We recently carried out a short pilot program on a new, experimental data collection mode for the Kepler Space Telescope. We collected Full Frame Images (FFIs) while the field of view was drifting at ~0.3-0.5 arcseconds per second, much higher than during normal science operations. We are calling the resulting images driftscan Full Frame Images. These images may facilitate in-situ focal plane characterization and self-calibration, ultimately useful for scene modeling and Point Spread Function (PSF) photometry in crowded regions like star clusters or in extended objects.
Five driftscan FFIs we acquired on May 10-11, 2018, during the K2 Campaign 17 (C17) Deep Space Network (DSN) downlink, after all C17 science data had been safely telemetered and spare DSN time remained. In this configuration, the spacecraft antenna points towards Earth; driftscan FFIs are telemetered back immediately after acquisition.

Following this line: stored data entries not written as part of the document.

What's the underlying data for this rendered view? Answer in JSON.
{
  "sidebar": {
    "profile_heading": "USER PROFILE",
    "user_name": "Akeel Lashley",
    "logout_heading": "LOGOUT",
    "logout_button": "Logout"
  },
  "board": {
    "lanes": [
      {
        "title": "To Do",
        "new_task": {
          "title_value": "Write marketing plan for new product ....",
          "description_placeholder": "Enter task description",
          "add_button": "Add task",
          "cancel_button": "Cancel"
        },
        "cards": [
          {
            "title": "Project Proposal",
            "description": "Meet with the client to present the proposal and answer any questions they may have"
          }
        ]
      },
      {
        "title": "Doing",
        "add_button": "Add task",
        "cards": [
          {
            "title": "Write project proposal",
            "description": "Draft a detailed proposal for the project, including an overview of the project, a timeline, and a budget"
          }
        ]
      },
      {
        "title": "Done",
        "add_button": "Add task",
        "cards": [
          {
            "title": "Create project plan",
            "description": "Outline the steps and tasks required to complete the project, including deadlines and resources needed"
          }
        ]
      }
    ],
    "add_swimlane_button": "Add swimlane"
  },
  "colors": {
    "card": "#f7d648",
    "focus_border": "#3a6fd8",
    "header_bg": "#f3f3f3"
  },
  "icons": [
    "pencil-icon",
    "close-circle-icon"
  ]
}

Driftscanning will produce long overlapping star-trails on the FFI, rather than conventional sharp point-sources. The star trails extend over ~150 +/- 20 pixels, corresponding to an average drift rate of ~0.35 arcseconds per second. The direction of pointing of the telescope was not known a-priori, but can in principle be derived from the distinct constellation pattern of star trails.
The driftscan FFIs were acquired with the same combined exposure time as conventional 30-minute Long Cadence FFIs, i.e. 270 onboard-coadded integrations with 6.02s exposure time and 0.52s readout time per integration. The DFFIs were collected within 16 minutes to 5 hours of the previous frame, such that star trails can be seen moving across module boundaries from frame-to-frame.
The star trail line segments possess substructure suggestive of non-constant image motion. A longer-than-average dwell time of a point source causes regions of "burn-in", while shorter-than-average dwell times cause relative dearths in flux. The resulting undulations appear in all the star trail line segments for a given driftscan FFI. The line segment substructures could also arise from the shutterless image array transfer process occurring in phase with constant image motion, yielding a "beating" phenomenon within pixel boundaries.
The driftscan FFIs may enhance flat-field calibration of the Kepler focal plane, since the relative response of adjacent pixels can be derived by identifying local departures from the expected star trail illumination pattern. Other uses for driftscan FFIs may eventually include solar system science and short-timescale (few seconds) variations of bright astrophysical sources.
This data should be considered experimental, and will not be pipeline-processed due to its irregular star trail patterns.